January 17, 2021 – Above normal temperatures and dry conditions are forecast to prevail again today. Strong winds will develop Sunday night and into Monday morning. Even stronger winds are possible Monday night and into Tuesday. Temperatures will gradually cool through the week with a chance of light precipitation returning late week.
GOES-West infrared satellite imagery reveals just a few high clouds drifting overhead interior northern California this early morning. Not much of any fog has thus far been detected as of 2 AM PST; the only signs of marginally-reduced visibilities are in the northern San Joaquin Valley around Stockton and Modesto.
Farther to the north, a few weather stations are beginning to report some gusty northerly winds, particularly around Red Bluff and in the foothills of Butte and Tehama Counties. This mixing will prohibit any opportunity for fog development in the northern Sacramento Valley.
The dominate upper level ridge remains parked off the California coast, and has been responsible for the prolonged spell of dry conditions and above normal temperatures.
Temperatures from yesterday will repeat again today with highs in the upper 60s to upper 70s in the Sacramento and northern San Joaquin Valleys, or about 12 to 24 deg F above normal. Yesterday’s 71 deg F high in Downtown Sacramento ties for the 3rd earliest recorded >= 70 deg F day with records going back to 1877. The earliest >= 70 deg F day on record for Sacramento was on January 6, 1911.
Now, attention turns to the impactful wind event that will get underway overnight Sunday as a dry, shortwave trough drops southeastward and parallels the California coast.
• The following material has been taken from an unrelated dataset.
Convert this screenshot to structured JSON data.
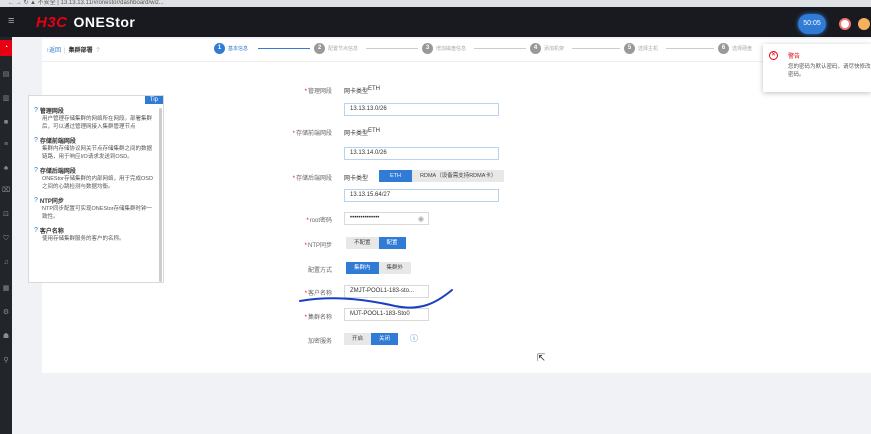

Strengthening offshore surface pressure gradients will result in the initial increase of north to east winds across much of the forecast area. Winds will remain strong and gusty into mid-day Monday with the strongest winds impacting the west side of the Sacramento Valley, as well as the Sierra Nevada and adjacent foothills. The 3-km NAM suggests that winds may briefly diminish Monday afternoon through about sunset.
A second shortwave will will further reinforce the offshore flow as it digs south from eastern Washington toward the central/southern Sierra Nevada. Consequently, even stronger winds are likely Monday night and into Tuesday, most notably along the Sierra Crest where the strongest winds are possible. With winds at 500 mb howling over 120 kt, can’t rule out an isolated anemometer along the exposed Sierra crest making a run at 100+ mph gusts. More common wind gusts in the mountains will be in the 50 to 80 mph range.
For the Valley, expect gusts around 40 to 50 mph. After collaboration with neighboring NWS offices, opted to maintain the present High Wind Watch out, which begins Sunday night.
Winds will gradually subside through the day on Tuesday, and continue the decline on Tuesday night. Over the course the first half of the week, temperatures will gradually cool with highs returning the low/mid 60s in the Valley by Wednesday.
Chance of precipitation from now through Wednesday will remain at/below 15 percent for much of the region.
Extended discussion (Thursday through Sunday)
Upper low drops slowly south through interior NorCal Friday into Saturday bringing light precipitation, mainly over the northern and eastern foothills and mountains.
Dry Saturday night into early Sunday as weak short wave upper ridging moves through. Another short wave trough then progged to drop into the area by Sunday afternoon/evening.
Forecast details become more unclear at this point as models differ significantly with strength of wave and overall QPF.